The company said Wednesday it would use the bankruptcy process to implement a restructuring agreement under which its assets to be transferred to a new entity to be jointly owned by Knight Hawk, another Illinois Basin coal producer, and the company’s secured bondholders.
“Over the past several years, the debtors and other coal producers in the United States have encountered a series of macroeconomic hurdles, including reduced demand for coal and lower coal prices, precipitated by slow economic growth, an abundance of extremely low-priced natural gas, and increased regulatory burdens,” Amstrong said in court papers.

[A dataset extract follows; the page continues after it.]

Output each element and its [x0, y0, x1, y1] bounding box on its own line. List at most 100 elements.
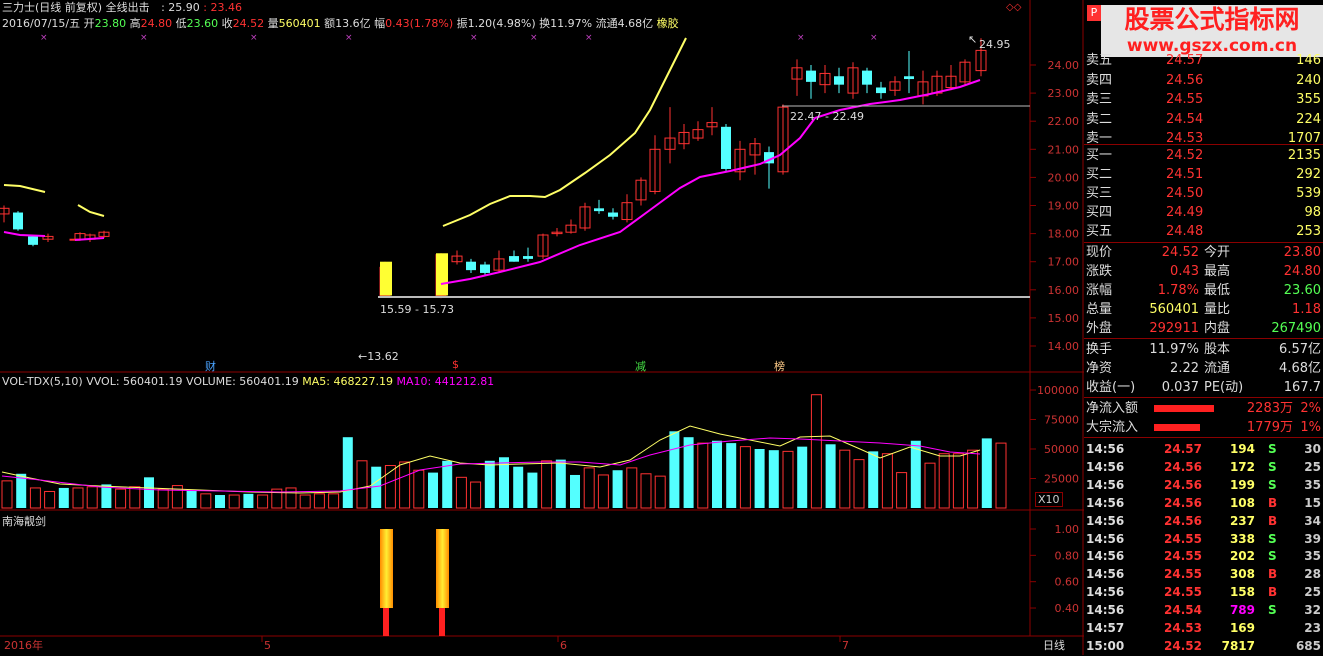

“These macroeconomic factors, coupled with the debtors’ substantial debt obligations and operational costs, strained the debtors’ ability to sustain the weight of their capital structure and devote the necessary capital to maintain and grow their business,” it added.
Armstrong Energy is the first coal company to file bankruptcy since Trump was elected nearly a year ago. Both Arch Coal and Peabody filed Chapter 11 in 2016.
As CNN reports, the demand for Armstrong’s thermal coal has dropped due to power plants switching to cheap natural gas as well as renewable energy options like solar. At the end of 2016, U.S. coal volumes and Illinois Basin thermal coal prices had both declined by more than 25% from 2012 levels.
Analysts say the recent uptick in coal production has been driven by higher exports to Asia and natural gas prices that have stopped plunging.
“[Trump] saving coal jobs was smoke and mirrors,” Andrew Cosgrove, senior analyst on global metals & mining at Bloomberg Intelligence, told CNN. “It was never going to happen because low natural gas prices are the main problem. That will continue to cap any upside for coal.”
Armstrong officials said mining operations and shipments would continue during the bankruptcy process.